“祟られ屋”九十九乱蔵が、現代の科学や常識では計り知れない奇異な事件を金で(あるいは人情や信義によって)請け負い解決していくのが、この「闇狩り師」シリーズです。彼は身長2メートル体重145キロの鍛え抜かれた巨躯をしており、超人的な身体能力を持ち、さらには中国拳法や仙道なども体得しています。常に自然体で、優しさと包容力にあふれる好漢です。
呪術、格闘、魑魅魍魎、エログロ、ヤクザの抗争など様々な要素を含み、夢枕獏というカリスマ作家の資質がこの一冊に凝縮されている。ストーリーのまとまりも非常に良く、盛り上がる。
本作では「伝説の神霊能力者・戸田幽岳」と「いざなみ流陰陽師・鳴神素十」という二人の人間を超越した呪術者が登場し、“四天降魔法”“式神”といった呪術に関する描写が、本格的で素晴らしいのも大きな特徴。

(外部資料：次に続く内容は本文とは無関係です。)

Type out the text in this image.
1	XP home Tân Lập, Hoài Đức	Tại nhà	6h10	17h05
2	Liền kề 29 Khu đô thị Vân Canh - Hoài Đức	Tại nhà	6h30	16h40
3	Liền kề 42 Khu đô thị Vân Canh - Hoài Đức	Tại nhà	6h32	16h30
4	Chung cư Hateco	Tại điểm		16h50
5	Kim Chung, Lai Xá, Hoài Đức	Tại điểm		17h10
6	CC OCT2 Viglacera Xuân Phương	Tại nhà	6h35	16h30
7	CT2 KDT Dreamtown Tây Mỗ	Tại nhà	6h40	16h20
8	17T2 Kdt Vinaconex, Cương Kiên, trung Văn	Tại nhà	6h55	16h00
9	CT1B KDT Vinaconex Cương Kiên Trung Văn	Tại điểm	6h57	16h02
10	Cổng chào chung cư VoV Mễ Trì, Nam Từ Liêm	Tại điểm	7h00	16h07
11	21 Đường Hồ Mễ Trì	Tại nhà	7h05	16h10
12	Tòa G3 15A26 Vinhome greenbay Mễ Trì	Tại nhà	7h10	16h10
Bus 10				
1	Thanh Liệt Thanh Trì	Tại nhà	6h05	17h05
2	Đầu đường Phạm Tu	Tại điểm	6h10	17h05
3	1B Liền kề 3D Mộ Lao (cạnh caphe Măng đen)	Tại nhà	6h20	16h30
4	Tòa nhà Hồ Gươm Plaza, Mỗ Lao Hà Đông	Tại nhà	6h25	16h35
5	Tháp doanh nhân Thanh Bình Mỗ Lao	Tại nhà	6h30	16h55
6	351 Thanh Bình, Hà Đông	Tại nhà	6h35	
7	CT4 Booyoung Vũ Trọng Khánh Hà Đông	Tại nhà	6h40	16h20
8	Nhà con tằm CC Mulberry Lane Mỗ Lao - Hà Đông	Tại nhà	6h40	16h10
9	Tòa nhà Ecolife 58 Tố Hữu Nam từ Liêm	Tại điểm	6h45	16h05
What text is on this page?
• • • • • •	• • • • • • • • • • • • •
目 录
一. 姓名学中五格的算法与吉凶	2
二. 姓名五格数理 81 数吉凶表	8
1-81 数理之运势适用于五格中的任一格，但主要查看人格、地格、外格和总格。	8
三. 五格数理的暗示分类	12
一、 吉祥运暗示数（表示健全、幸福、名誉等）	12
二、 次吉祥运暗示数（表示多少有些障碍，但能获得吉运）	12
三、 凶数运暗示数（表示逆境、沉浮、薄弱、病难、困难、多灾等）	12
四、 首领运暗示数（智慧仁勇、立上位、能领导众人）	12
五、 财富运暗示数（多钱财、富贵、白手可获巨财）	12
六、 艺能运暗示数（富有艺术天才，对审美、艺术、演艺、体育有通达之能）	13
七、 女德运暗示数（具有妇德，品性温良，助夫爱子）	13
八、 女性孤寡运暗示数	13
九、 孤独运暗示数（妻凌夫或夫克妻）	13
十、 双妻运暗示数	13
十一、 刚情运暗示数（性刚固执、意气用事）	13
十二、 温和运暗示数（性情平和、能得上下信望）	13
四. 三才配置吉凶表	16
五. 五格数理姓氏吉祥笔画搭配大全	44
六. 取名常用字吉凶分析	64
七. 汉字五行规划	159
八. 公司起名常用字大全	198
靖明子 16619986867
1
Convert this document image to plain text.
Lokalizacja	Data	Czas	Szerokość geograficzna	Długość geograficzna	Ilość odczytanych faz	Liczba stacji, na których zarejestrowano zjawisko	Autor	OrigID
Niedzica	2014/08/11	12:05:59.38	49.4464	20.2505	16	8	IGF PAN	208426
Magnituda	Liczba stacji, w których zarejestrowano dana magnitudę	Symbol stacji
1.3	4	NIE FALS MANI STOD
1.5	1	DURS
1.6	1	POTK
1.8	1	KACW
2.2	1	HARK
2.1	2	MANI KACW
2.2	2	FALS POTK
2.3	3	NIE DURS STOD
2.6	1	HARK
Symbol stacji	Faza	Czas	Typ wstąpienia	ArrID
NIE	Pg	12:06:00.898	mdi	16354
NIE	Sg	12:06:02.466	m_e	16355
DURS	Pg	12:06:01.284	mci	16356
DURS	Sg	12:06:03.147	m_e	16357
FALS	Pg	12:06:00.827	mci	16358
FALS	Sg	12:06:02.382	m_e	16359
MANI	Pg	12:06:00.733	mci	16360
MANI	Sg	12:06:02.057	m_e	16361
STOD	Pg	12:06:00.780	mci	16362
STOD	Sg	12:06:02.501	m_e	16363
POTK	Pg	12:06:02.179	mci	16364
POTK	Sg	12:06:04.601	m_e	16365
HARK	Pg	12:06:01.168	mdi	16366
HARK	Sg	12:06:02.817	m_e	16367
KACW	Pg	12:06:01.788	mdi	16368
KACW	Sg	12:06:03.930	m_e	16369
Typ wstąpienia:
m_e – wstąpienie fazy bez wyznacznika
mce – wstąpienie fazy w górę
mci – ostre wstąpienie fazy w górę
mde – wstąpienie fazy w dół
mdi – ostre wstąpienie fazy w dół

乱蔵、素十、玄角、加座間典善、羅門、蟇子…といった魅力的なキャラクラー同士の血みどろの死闘、幽岳と素十の驚くべき因縁、そして幽岳の中に住んでいるという“虫”の正体など、とにかく見所いっぱいでページをめくる手がとまらない。乱蔵が仙道の奥義を駆使して闘う幽岳とのラストバトルも圧巻!
本作はシリーズ初の長編で、最高傑作との呼び声も高い作品です。普段小説を読まない、漫画オンリーの読者(自分がそうです)にも大推薦です。元は全二巻で出版されていたものを、本書は一冊で全てを収録しています。